I have to sympathize with modern young filmmakers. Sam Raimi, Tobe Hooper and Wes Craven really used up most of the original microbudget horror concepts. I’m not saying Dead Body is the next Evil Dead, but I applaud them for putting their own stamp on the cabin in the woods horror.
A party game turns real when a group of high school graduates start playing the murder mystery Dead Body, in which players draw cards to find out if they are the murderer or the victim. They quickly discover someone is really killing all of them.
First we are introduced to a whole lotta bodies for fodder. Dominic (Jay Myers) thought he was only inviting Ilsa (Rachel Brun) over, with the two Japanese exchange students (Koe Sakuta and Miho Aizawa) he’s stuck with. But Ilsa invited many more, including Dwayne (Cooper Hopkins), Sarah (Leah Pfenning), Marcus (Spencer Hamp), Rumor (Nick Morden) and Eli (Nathan Pringle). Dominic isn’t happy but it’s more fun for us when the murders begin.
The point of the game Dead Body is to make friends manipulate each other and reason through the mystery. When it happens for real, the paranoia is really effective, leading many of the innocent characters to kill the wrong people. Their reasoning is smart based on the information they have, and the way they debate their decisions is scarier than the murders, because you realize you would be vulnerable to that line of reasoning too.

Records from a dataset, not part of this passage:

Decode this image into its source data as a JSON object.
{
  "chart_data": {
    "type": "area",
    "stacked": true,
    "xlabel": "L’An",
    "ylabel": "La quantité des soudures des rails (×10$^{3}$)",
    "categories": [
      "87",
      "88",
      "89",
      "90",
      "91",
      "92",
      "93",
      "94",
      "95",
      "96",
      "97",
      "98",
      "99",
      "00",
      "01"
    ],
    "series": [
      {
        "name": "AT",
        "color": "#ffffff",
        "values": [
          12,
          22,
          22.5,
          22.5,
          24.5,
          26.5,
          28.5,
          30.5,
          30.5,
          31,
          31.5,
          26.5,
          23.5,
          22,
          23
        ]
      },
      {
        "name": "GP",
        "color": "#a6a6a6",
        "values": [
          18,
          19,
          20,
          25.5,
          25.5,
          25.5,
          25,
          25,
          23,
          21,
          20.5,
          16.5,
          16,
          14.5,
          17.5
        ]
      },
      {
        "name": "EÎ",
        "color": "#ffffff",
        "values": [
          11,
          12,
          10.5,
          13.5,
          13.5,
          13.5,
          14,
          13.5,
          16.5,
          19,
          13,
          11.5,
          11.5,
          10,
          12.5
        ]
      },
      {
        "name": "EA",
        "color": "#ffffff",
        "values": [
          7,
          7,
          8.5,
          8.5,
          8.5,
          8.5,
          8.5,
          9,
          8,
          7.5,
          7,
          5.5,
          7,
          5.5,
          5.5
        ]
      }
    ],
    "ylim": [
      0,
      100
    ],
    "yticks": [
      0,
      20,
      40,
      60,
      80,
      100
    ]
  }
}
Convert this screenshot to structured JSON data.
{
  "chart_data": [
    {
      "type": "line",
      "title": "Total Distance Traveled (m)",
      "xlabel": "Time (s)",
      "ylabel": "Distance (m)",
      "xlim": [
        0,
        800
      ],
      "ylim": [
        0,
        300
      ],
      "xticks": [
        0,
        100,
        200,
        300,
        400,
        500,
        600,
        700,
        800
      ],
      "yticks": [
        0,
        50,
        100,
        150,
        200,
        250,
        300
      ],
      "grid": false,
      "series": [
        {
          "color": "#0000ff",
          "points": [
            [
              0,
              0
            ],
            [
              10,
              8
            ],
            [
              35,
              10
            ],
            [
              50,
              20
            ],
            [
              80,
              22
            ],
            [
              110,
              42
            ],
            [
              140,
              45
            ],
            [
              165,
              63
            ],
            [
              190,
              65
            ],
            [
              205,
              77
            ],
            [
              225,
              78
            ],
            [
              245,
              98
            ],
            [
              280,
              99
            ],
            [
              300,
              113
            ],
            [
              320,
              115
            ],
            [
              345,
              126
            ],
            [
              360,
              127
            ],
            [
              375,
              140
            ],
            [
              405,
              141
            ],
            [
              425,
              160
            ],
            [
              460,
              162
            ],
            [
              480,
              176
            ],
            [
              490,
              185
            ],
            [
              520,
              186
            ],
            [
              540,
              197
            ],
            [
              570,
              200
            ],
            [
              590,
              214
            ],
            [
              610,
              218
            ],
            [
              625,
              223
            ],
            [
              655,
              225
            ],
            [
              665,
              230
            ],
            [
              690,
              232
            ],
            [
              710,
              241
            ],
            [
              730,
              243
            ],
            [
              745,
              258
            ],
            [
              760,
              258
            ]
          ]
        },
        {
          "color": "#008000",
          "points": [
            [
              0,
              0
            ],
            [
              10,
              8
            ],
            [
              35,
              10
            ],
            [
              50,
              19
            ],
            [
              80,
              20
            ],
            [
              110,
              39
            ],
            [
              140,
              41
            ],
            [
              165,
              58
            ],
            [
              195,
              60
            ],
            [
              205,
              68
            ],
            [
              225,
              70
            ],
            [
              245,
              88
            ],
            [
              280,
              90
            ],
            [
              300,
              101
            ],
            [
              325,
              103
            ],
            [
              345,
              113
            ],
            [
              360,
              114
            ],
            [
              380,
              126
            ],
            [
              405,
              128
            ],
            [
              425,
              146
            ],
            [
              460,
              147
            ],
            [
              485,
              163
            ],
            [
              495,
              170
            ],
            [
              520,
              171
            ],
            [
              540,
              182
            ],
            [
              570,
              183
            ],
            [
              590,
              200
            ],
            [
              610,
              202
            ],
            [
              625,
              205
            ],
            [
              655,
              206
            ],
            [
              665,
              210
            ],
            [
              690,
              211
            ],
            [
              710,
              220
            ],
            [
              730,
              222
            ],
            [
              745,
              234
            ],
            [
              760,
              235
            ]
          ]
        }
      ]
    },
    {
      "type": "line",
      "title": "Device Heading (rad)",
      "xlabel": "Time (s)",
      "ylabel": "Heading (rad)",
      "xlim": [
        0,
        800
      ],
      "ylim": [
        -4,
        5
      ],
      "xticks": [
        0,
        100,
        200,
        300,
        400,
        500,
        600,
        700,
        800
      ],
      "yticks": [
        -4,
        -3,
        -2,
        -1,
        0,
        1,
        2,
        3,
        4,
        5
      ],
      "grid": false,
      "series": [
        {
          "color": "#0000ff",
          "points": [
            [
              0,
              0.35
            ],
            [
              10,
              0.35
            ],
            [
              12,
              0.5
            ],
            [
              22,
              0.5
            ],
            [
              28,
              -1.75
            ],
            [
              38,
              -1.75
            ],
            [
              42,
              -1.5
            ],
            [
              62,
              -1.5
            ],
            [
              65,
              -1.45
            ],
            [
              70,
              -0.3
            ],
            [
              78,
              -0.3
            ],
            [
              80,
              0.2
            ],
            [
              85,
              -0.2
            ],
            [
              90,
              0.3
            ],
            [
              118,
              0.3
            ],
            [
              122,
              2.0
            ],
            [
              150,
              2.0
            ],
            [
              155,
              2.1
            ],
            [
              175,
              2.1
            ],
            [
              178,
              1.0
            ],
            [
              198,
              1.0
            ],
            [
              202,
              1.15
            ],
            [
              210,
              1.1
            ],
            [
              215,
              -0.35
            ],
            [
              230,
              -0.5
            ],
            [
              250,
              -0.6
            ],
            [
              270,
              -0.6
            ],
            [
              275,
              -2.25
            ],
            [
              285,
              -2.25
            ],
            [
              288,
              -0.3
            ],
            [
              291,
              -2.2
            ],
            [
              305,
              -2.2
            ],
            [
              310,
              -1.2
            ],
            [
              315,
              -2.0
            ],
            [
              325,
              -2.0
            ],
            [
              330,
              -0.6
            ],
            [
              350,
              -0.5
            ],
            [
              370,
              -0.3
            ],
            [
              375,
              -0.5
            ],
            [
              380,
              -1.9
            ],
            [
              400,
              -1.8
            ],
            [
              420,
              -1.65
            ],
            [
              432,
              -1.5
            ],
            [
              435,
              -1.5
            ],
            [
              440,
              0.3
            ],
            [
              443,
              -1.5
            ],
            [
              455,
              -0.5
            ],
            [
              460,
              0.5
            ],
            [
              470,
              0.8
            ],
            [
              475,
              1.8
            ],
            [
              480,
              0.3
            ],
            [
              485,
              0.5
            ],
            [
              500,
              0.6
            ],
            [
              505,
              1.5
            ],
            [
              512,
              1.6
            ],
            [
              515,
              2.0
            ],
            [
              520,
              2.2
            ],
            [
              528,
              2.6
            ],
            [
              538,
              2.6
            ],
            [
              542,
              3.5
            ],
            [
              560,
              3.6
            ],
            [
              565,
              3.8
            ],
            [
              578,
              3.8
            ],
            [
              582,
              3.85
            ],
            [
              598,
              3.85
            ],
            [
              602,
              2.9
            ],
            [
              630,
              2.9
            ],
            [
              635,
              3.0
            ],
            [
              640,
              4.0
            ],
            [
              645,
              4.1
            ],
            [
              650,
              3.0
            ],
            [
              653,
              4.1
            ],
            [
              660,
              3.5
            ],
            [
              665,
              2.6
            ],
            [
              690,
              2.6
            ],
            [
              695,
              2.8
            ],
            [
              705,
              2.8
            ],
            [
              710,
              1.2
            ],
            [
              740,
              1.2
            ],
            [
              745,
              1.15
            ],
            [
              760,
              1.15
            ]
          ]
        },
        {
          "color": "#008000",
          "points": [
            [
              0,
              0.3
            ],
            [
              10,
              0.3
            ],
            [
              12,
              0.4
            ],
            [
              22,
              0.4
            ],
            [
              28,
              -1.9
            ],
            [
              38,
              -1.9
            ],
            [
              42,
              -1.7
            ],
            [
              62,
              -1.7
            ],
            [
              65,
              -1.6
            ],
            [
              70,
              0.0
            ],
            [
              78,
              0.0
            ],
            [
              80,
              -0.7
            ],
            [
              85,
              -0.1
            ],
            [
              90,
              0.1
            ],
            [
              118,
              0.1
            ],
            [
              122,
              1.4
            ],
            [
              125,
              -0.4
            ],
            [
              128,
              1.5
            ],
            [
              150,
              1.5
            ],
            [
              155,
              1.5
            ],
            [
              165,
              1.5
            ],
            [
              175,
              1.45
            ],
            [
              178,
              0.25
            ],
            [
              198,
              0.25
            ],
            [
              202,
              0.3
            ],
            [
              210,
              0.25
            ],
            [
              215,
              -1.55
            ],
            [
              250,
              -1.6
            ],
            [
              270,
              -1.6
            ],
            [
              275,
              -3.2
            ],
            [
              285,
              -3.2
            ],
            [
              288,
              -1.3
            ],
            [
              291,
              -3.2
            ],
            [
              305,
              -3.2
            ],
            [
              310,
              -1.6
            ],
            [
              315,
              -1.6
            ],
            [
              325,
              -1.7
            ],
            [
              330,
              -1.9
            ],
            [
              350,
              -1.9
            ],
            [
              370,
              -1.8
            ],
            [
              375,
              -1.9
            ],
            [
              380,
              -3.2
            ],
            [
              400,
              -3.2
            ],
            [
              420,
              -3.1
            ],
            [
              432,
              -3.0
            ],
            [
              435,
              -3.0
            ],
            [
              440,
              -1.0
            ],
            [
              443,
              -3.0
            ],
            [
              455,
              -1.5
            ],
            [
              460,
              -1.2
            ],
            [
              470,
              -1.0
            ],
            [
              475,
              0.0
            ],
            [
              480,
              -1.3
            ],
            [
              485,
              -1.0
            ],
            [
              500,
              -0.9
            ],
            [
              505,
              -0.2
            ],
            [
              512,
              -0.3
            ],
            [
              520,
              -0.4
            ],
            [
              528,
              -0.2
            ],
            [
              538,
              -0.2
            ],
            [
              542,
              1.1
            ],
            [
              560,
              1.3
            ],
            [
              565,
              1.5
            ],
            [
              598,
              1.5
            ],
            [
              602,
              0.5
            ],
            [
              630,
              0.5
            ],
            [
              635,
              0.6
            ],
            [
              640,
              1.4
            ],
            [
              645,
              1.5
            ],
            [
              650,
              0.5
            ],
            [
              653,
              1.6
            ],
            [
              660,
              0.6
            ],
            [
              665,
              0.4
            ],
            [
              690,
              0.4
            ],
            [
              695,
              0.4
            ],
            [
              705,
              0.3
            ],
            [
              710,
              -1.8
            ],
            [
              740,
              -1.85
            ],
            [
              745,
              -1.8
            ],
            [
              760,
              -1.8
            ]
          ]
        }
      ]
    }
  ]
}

The cast convincingly portrays the trauma and panic of finding their friends murdered and trying to stay alive. It’s also sweet to see them awkwardly connect like real teenagers in the beginning. The red herrings are delicious because they’re so perfect they just have to be decoys.
While I may have had a good guess as to who the real killer would be, the motive was a real surprise. It’s all their in the setup. How didn’t I see it? It is effectively dismissed so that it doesn’t stand out too early.
Director Bobbin Ramsey gets some good shots in the woods with beams of light shooting through smokey, frosty night. There’s a lot of fun gore in the murders as well.
Hopefully Dead Body will find a distributor out of its film festival showings. I’d like to see more from Ramsey, the cast and writers Ian Bell and Ramon Isao.